As an option, you may upload a picture to go with your online profile. You can do this on the SmartSite “My Profile” form (the same form into which you will paste your profile text).

Part II

Write a two to three paragraph rhetorical analysis in which you analyze your profile from a rhetorical perspective. What is the communication context surrounding your profile? What rationales do you have behind your content, organization, style, and design decisions? What aspects of the writing process went well? Not so well? What did you find challenging about writing your profile and why?

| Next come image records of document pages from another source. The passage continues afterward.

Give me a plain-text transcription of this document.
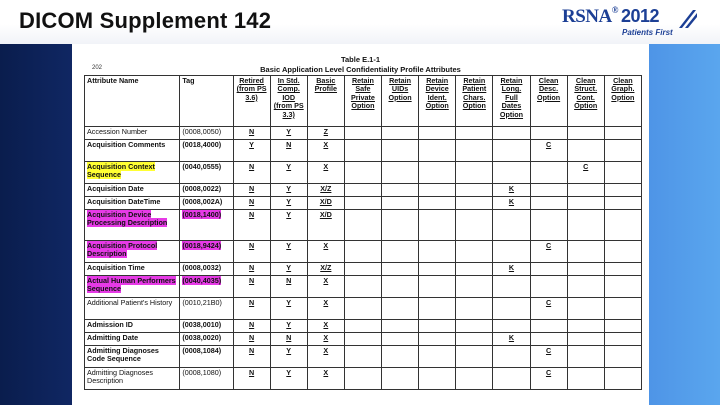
DICOM Supplement 142	RSNA® 2012
Patients First
202
Table E.1-1
Basic Application Level Confidentiality Profile Attributes
Attribute Name	Tag	Retired (from PS 3.6)	In Std. Comp. IOD (from PS 3.3)	Basic Profile	Retain Safe Private Option	Retain UIDs Option	Retain Device Ident. Option	Retain Patient Chars. Option	Retain Long. Full Dates Option	Clean Desc. Option	Clean Struct. Cont. Option	Clean Graph. Option
Accession Number	(0008,0050)	N	Y	Z								
Acquisition Comments	(0018,4000)	Y	N	X						C		
Acquisition Context Sequence	(0040,0555)	N	Y	X							C	
Acquisition Date	(0008,0022)	N	Y	X/Z					K			
Acquisition DateTime	(0008,002A)	N	Y	X/D					K			
Acquisition Device Processing Description	(0018,1400)	N	Y	X/D								
Acquisition Protocol Description	(0018,9424)	N	Y	X						C		
Acquisition Time	(0008,0032)	N	Y	X/Z					K			
Actual Human Performers Sequence	(0040,4035)	N	N	X								
Additional Patient's History	(0010,21B0)	N	Y	X						C		
Admission ID	(0038,0010)	N	Y	X								
Admitting Date	(0038,0020)	N	N	X					K			
Admitting Diagnoses Code Sequence	(0008,1084)	N	Y	X						C		
Admitting Diagnoses Description	(0008,1080)	N	Y	X						C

Submission Procedures and Deadlines

Personal/Professional Profile
Rough draft due Monday, October 4, by 8:00 a.m. Post your profile draft on SmartSite. Go to “My Workspace” and click “Profile.” Then click “Edit my Profile” and proceed to complete the online form. Bring two print copies of your profile draft to class for an “editorial review” session.
Final draft due Wednesday, October 6, at the beginning of class. Update your Profile (with revisions) on SmartSite. Post your final draft to the Class Profiles “Forum” on our course SmartSite. Bring a print copy of your final draft to class to submit to me. Please include your full name and course information in the left-hand corner of the print copy of your profile.

Rhetorical Analysis
Final draft due Wednesday, October 6, at the beginning of class. Please include your rhetorical analysis with the same document as your profile (you might put your profile first and then follow with your analysis). Make sure that the two assignments are clearly labeled (two informative headings would be appropriate here).

Your profile will be evaluated based on how well it meets the characteristics of effective business and technical communication. Your profile should also be free of typos and spelling errors. Grammar and punctuation should facilitate, not hinder, the clarity of your message.